FYI.

This story is over 5 years old.

Food

Relax, Those White Bits on Old Chocolate Probably Won’t Kill You

Taking care of the one thing standing between you and bingeing on all your old Easter Eggs.

In the week following the Easter break, you'll likely find yourself in line at the supermarket with a basket full of half-priced milk chocolate. You'll ignore the brown stains on your elbow from the past four-day binge and pile in another load of Crème Eggs. You know it's excessive, but this stuff is basically free post-Easter.

You'll probably spend the next week melting chocolate eggs into drinks, grating them onto meals, maybe sandwiching a few into a toastie. Inevitably, you'll notice small white streaks on the eggs, at which point you'll whimper quietly and ask god why he had to stop you just as you were making microwave S'mores.

Advertisement

It seems unjust for a product loaded with sugars and fats to wig out so soon after being purchased. So why does chocolate go white? And can you still eat it even with the white bits? Here at VICE we pride ourselves on asking life's toughest questions, so we looked to Ian Harding, a professor of chemistry at Swinburne University. As it turns out, those white streaks aren't punishment for skipping church.

"Usually the white streaks are fat or sugar blooms on the surface of the chocolate," Ian told VICE. "Chocolate is just fat and sugar and both of those can separate and go to the surface. Fat or sugar blooms are usually a result of poorly tempered chocolate." In other words, it's common for cheap Easter chocolates to form white blooms shortly after being purchased. Good quality chocolate won't separate or form blooms for a much longer time.

"Tempering chocolate is designed to get the chocolate in the phase that we like to eat, but it's not a stable phase," says Ian. "The stable phase is for the fat to separate out onto the surface. If it's been properly formed, like in high quality chocolates, it won't separate for a long time. But even if the chocolate has white streaks, it doesn't mean it's gone off. If it hasn't passed its use-by date, it's safe to eat."

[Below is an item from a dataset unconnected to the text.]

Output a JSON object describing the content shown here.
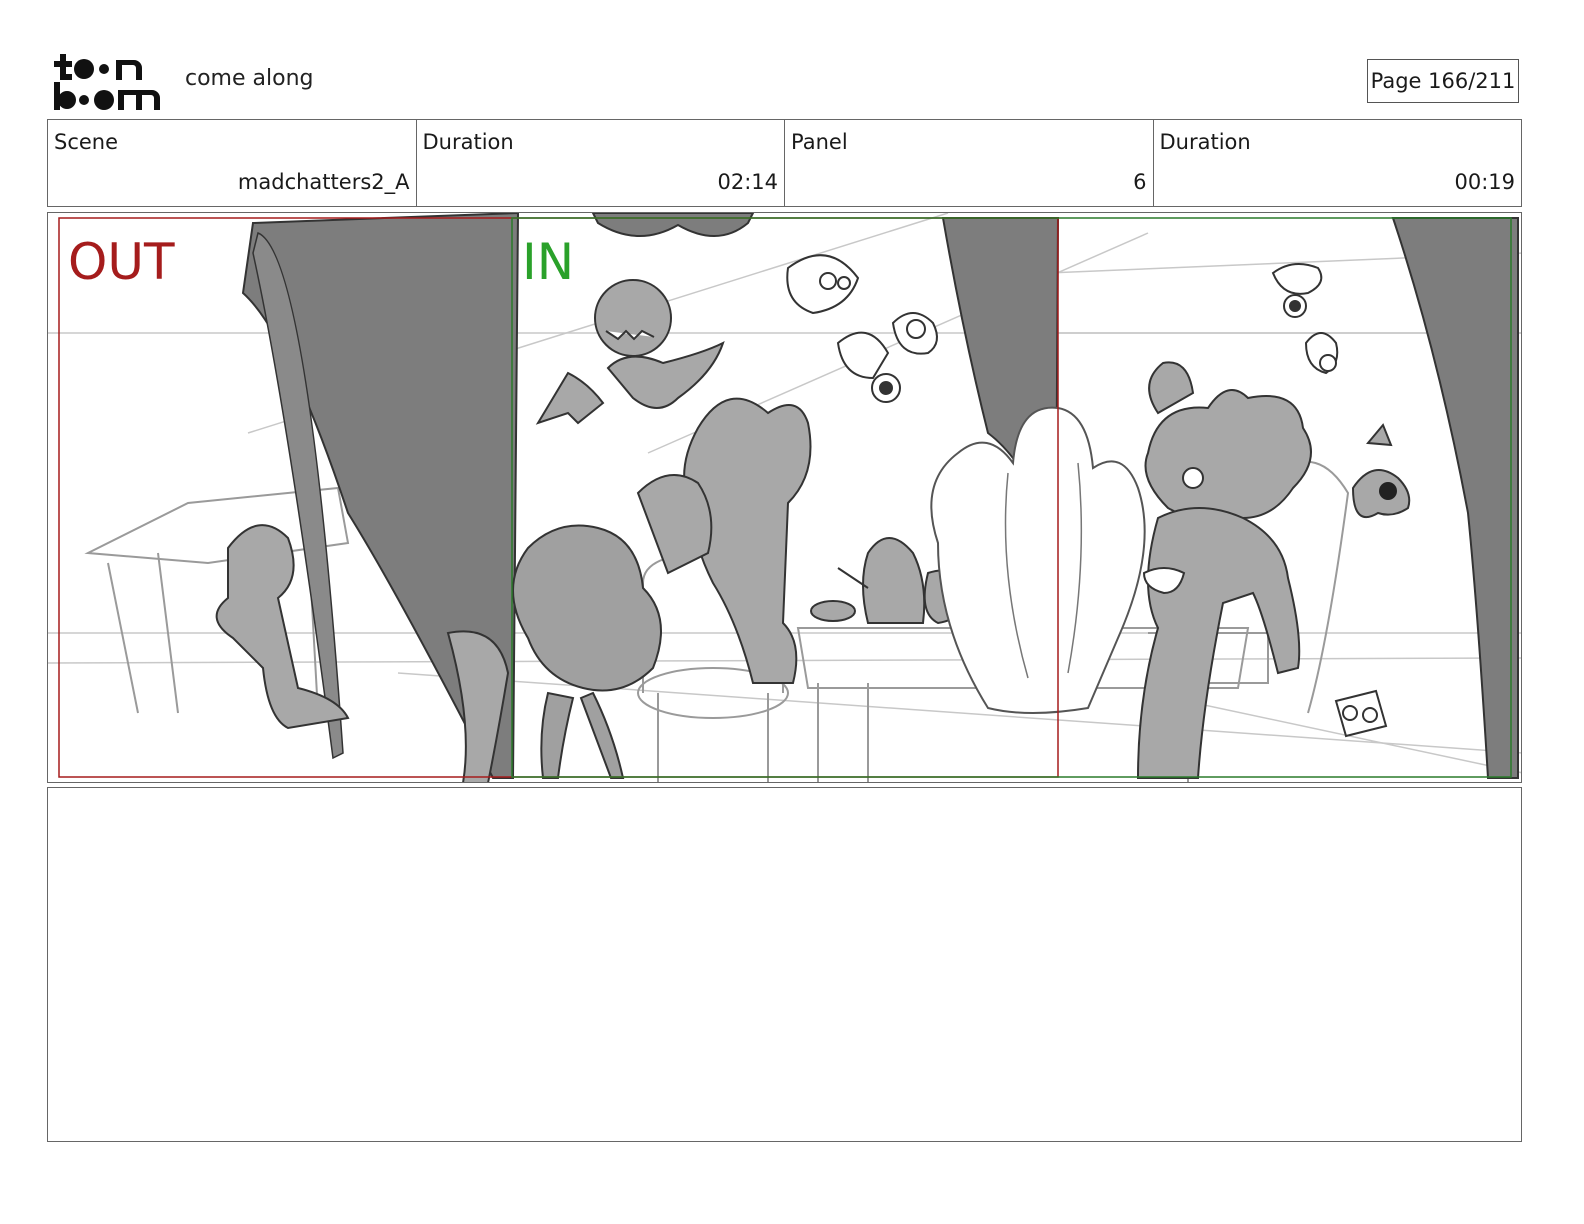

There you have it: the white bits are safe to eat. And if you're wondering whether the same phenomenon happens to white chocolate, well, it doesn't, because white chocolate isn't real chocolate ("White chocolate doesn't contain cacao or chocolate fat," says Ian).

Just remember to watch out for white blooms on your good quality chocolate. That's a sign it's beginning to age. And like anything that's sat at the back of your cupboard (or under the couch cushions) for a questionable amount of time, there's a high chance it's grown some nasty bacteria. Now that you're armed with that knowledge, you can now go retrieve those eggs you just threw out.